Ecco, quante volte andrebbe visto Filmlovers! per parlarne con cognizione? Siamo con Paul: almeno tre, e di sicuro quelle tre. Forti dell’unica visione per ora esperita, lo definiremmo film, documentario, saggio, memoir e lettera aperta al cinema, alla sua storia, teoria e capacità suggestiva, ai maestri e non ultimo alle dive.
Come nei Fabelmans o in Bastardi senza gloria, Roma, The Dreamers, Babylon e nel già citato Dracula, l’unico fra questi apertamente chiamato in causa da Desplechin, Filmlovers! ci dice nel tempo sospeso e magico che prende vita ogni volta che da spettatori vediamo i personaggi del film a loro volta dentro una sala a consumare cinema, cosa accade all’interno di quel luogo, come e perché.
Curioso che il film, in concorso a Cannes 2024 quando la Palma d’oro andò ad Anora, punti con il montaggio di una incessante sovrapposizione di diversi piani e livelli di racconto proprio a ciò cui il macina-Oscar Sean Baker ha accoratamente fatto appello nel ritirare il premio alla regia: la crucialità dell’esperienza, solitaria o affollata, in sala.

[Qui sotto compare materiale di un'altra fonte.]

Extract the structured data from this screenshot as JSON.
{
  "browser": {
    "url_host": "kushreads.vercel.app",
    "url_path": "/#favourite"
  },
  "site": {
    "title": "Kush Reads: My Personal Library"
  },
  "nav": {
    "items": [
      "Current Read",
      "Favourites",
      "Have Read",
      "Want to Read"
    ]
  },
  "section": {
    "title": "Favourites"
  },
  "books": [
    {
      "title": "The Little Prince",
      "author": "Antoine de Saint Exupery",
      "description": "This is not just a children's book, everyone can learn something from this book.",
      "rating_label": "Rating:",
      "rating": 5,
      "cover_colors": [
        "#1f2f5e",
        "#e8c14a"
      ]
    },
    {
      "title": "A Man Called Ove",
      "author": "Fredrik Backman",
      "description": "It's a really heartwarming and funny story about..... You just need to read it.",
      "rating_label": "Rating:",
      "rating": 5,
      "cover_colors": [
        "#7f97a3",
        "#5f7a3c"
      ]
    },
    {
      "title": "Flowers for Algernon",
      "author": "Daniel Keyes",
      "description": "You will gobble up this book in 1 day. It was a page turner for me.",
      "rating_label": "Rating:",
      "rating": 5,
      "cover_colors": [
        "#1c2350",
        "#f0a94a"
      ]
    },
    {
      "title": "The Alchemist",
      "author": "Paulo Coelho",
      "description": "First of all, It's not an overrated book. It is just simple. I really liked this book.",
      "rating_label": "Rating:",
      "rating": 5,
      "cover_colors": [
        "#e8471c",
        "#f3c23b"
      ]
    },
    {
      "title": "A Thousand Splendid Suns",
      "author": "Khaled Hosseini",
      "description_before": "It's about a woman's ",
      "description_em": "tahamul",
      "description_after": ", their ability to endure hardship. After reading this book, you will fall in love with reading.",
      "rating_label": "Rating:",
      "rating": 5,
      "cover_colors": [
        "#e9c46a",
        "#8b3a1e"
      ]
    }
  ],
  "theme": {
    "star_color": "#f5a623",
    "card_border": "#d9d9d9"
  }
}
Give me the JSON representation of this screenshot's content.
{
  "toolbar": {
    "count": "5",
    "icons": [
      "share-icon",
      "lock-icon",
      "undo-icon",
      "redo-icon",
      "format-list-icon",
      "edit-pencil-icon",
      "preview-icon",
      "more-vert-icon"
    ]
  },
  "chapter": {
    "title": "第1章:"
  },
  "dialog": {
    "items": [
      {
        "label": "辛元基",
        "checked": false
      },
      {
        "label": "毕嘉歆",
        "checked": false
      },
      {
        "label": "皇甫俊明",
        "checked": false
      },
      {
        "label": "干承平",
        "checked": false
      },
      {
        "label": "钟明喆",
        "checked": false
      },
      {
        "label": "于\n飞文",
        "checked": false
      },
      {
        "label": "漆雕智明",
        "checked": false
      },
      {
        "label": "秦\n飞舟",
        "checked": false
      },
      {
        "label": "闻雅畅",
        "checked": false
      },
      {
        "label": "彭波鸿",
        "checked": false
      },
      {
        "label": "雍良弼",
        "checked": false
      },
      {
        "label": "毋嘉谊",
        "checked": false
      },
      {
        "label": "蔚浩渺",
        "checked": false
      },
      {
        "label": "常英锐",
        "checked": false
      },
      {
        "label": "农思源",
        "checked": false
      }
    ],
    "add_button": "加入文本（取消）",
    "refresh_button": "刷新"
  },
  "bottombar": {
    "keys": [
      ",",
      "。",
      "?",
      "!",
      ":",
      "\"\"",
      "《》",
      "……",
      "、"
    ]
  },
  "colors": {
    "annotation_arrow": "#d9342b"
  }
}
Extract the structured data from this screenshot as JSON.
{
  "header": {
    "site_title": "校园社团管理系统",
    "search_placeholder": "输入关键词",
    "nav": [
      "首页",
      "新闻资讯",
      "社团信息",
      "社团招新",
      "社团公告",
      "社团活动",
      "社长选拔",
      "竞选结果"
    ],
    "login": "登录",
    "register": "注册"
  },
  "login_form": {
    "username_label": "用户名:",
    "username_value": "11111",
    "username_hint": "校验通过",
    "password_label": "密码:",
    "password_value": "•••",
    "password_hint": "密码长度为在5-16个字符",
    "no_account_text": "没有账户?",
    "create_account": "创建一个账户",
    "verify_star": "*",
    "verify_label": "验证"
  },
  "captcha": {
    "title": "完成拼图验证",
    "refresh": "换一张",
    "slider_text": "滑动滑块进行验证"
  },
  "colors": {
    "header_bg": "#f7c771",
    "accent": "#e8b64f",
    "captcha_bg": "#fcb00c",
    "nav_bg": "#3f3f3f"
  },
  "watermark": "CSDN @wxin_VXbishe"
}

Di cos’altro Desplechin infarcisce Filmlovers! per celebrare l’amore per il grande schermo? Capitoletti alla Godard su cui organizzare il racconto; uno di questi, senza musica, dedicato alle nove ore di Shoah di Lanzmann, in cui il regista compare nelle vesti di se stesso; la sua prima volta al cinema da bambino, con la nonna e la sorella, il cineclub a Roubaix in cui, ancora adolescente, fa atto di precoce onestà intellettuale parlando di Ombre di Cassavetes come di “un film molto importante che non ho visto”; la vertigine del cinema americano e dei suoi paesaggi; l’alter ego Mathieu Amalric, narratore di Filmlovers!, non più e non solo personaggio della filmografia di Desplechin, ma anche se stesso; i bagni dei cinema e le cabine di proiezione; L’età dell’innocenza, Bergman e una quantità di punti di sospensione per l’infinito elenco a seguire.
Si scriveva sopra di due domande da fare nostre per orientarsi in Filmlovers!. Se la prima, “quante volte rivedi i film?”, è posta una volta a una manciata di spettatori, la seconda costella il film in ognuno dei suoi sentieri, che da quell’enigma partono e a esso tornano, ed è: “cosa accade alla realtà quando è proiettata sullo schermo?”.
L’autore si alza, guarda Parigi dalla vetrata del suo appartamento e, manco a dirlo, scattano i titoli di coda. Da scoprire, ammirare e imparare.